Notwithstanding the Race to Zero, I’m told that InPhonex’s residential VoIP business is extremely healthy. Still, I commend them for jumping in early in cloud services; it will surely take time to educate its channel and amend its brand to succeed in the application arena.

3. Bandwidth adds Mobile Cloud Solutions
Bandwidth.com has long been a fast growing provider of network-based telecom services, both at the wholesale and retail levels. But now they too are leveraging their back-end strength, and channel-reach, to tap into the SMB's growing appetite for hosted voice and mobile applications. Last year they launched PhoneBooth, a funky (I mean that in a good way) virtual PBX presented as a robust alternative to Google Voice. And more recently they launched PhoneBoothMobile, which takes this one very big step further. The offer repackages end-to-end mobile phone services (voice, data and handsets) along with the advanced call management solutions in the cloud. One of the first full turnkeys I've seen.

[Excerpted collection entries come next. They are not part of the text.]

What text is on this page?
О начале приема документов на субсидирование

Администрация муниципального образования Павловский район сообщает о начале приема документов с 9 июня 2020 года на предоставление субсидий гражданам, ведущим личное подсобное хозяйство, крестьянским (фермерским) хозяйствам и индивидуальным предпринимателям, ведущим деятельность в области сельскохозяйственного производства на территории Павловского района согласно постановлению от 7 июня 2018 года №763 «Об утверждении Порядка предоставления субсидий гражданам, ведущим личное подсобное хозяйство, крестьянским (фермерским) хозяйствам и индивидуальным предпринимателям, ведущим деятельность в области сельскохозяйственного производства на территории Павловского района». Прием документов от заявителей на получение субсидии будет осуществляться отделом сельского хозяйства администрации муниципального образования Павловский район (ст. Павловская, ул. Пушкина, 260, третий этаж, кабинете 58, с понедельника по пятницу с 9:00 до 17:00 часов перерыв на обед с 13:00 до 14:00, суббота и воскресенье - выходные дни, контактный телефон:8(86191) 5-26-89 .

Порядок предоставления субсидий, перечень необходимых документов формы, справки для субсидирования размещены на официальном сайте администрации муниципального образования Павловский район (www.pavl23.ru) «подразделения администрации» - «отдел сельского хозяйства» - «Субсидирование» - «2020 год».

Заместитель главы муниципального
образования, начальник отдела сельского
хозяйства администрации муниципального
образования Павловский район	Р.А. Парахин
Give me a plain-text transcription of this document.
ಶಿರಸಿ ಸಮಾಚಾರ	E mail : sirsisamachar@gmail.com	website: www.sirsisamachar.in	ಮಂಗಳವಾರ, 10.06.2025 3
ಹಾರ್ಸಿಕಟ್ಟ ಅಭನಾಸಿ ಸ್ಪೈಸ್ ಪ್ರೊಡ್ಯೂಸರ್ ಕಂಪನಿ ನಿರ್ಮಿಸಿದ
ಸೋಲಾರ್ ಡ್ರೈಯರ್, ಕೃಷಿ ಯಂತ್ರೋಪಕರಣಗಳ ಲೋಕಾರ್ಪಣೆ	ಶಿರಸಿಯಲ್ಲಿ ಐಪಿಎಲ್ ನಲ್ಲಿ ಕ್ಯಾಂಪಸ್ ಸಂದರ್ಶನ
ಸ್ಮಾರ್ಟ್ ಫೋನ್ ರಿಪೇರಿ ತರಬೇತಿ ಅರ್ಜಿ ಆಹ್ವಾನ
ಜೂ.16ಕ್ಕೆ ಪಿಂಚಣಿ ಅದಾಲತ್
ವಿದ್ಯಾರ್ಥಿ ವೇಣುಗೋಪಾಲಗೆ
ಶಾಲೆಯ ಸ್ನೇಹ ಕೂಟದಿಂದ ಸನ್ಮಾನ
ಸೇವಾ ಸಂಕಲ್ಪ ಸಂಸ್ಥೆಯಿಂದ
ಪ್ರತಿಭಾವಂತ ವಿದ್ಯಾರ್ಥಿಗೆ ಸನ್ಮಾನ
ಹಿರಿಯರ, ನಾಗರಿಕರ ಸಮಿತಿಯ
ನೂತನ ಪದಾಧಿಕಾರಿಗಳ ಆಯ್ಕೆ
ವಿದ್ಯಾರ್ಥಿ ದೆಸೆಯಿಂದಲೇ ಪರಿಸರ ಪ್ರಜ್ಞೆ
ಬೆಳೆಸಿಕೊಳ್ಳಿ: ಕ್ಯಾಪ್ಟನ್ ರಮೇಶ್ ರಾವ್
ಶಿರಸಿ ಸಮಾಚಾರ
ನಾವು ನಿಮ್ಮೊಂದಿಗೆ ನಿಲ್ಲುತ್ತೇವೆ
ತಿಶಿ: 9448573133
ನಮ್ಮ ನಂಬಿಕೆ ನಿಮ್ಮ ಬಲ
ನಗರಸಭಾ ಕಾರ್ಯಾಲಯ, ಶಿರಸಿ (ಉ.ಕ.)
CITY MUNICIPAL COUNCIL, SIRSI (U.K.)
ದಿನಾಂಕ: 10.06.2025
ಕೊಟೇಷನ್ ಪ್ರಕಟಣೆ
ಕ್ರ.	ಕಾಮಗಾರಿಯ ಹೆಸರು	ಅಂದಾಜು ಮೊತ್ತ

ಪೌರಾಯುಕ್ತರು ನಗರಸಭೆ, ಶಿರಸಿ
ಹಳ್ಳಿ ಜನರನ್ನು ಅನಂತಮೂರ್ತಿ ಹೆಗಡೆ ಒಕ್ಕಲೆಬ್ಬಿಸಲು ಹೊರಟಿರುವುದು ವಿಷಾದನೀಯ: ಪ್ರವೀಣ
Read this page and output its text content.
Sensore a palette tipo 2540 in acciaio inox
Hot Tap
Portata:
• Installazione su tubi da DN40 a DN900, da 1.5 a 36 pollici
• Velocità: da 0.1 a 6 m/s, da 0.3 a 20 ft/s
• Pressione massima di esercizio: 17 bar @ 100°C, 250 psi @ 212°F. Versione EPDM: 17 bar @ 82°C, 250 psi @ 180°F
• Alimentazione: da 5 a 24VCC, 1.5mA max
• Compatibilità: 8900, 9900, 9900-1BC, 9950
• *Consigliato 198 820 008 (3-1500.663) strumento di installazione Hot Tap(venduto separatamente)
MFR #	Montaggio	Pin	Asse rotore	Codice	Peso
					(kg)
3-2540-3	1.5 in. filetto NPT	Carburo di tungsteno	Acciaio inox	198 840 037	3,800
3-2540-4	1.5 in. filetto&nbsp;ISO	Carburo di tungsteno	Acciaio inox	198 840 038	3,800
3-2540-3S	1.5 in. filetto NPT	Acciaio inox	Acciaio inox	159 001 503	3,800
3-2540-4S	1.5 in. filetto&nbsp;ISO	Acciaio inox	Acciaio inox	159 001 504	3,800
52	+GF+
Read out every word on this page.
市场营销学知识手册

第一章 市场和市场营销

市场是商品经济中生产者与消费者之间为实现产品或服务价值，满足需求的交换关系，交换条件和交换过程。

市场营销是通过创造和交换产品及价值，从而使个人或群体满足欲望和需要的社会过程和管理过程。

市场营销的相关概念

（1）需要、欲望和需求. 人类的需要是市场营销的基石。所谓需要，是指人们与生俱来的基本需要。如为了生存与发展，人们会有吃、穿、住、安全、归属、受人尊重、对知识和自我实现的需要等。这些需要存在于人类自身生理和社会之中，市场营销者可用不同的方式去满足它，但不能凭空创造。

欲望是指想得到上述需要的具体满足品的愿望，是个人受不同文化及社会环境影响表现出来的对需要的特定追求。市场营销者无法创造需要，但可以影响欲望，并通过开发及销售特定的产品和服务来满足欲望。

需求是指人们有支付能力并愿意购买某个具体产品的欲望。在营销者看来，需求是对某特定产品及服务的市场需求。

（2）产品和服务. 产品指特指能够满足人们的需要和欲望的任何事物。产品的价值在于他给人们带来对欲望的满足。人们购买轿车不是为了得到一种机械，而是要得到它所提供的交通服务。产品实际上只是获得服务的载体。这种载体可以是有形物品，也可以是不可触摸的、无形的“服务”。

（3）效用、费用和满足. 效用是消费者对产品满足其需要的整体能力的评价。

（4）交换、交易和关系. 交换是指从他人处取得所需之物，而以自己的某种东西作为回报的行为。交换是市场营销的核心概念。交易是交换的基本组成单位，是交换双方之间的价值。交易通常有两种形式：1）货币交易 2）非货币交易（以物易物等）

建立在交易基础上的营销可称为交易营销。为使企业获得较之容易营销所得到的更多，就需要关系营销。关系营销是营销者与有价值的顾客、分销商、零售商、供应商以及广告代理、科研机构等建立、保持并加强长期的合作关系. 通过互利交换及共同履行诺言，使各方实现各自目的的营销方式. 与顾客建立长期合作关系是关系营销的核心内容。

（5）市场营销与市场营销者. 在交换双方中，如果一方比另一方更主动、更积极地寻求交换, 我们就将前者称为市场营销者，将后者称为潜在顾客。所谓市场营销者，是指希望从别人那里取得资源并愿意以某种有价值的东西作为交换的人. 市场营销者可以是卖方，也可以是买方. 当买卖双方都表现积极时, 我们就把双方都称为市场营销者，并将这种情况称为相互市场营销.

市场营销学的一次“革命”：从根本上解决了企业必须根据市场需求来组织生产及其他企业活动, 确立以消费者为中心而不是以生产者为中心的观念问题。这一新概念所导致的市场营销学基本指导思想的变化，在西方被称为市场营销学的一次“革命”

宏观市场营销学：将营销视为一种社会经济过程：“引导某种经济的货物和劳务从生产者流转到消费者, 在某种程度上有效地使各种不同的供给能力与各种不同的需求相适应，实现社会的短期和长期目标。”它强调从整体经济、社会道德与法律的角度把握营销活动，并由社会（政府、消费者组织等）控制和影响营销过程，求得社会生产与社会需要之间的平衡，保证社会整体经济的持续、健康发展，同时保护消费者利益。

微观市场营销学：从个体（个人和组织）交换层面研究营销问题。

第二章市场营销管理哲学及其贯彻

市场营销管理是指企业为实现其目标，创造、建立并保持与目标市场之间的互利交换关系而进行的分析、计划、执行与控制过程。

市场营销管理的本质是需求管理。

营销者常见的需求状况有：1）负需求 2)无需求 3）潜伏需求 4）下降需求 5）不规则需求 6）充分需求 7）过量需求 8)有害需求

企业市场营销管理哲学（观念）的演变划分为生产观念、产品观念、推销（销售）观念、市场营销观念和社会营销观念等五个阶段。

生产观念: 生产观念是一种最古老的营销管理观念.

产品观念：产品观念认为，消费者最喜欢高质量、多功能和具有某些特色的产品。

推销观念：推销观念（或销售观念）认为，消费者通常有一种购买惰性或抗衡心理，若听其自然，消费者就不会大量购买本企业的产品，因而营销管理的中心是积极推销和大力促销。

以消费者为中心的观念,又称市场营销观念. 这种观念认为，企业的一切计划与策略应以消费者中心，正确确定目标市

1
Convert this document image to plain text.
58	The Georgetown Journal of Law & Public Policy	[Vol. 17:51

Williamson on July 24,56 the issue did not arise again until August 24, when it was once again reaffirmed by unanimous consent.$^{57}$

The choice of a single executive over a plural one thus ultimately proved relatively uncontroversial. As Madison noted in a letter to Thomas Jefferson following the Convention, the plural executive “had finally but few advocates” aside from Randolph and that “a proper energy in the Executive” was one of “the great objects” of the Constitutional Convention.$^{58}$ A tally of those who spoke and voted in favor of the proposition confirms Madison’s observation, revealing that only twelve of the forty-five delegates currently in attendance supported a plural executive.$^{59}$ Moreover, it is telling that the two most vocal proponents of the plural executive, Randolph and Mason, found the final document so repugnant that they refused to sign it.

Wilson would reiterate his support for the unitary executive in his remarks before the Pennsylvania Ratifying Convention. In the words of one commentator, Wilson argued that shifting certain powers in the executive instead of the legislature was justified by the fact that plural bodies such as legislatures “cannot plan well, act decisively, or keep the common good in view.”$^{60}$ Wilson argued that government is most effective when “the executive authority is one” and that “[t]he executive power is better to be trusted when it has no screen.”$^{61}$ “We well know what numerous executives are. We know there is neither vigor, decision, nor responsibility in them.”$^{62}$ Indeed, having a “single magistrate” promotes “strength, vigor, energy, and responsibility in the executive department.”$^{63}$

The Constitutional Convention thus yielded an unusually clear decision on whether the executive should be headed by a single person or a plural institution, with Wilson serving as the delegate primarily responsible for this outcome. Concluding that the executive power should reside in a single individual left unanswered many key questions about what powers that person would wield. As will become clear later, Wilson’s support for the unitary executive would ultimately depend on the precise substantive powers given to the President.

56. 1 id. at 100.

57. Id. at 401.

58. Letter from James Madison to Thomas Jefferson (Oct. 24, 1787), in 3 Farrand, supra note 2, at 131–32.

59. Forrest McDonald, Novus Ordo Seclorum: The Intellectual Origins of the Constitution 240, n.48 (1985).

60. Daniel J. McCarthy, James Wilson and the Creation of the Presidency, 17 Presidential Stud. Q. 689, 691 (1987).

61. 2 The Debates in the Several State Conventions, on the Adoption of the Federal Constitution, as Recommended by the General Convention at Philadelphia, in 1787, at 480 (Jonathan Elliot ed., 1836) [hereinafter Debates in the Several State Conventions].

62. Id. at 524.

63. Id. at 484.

These three are but a tiny sample of the many incumbent telecom providers adding--or planning to add--much higher value services to their portfolio (CBeyond's new cloud outfit also comes to mind). While their infrastructure and technology strengths make these moves somewhat natural, the go-to-market issues are a different ballgame. In many cases, sales people and even the type of channel may require wholesale changes to succeed. And ultimately, it may require targeting specific market segments as offers become quickly commoditized. Either way, this Race to the Cloud promises to be more fun than the one to Zero.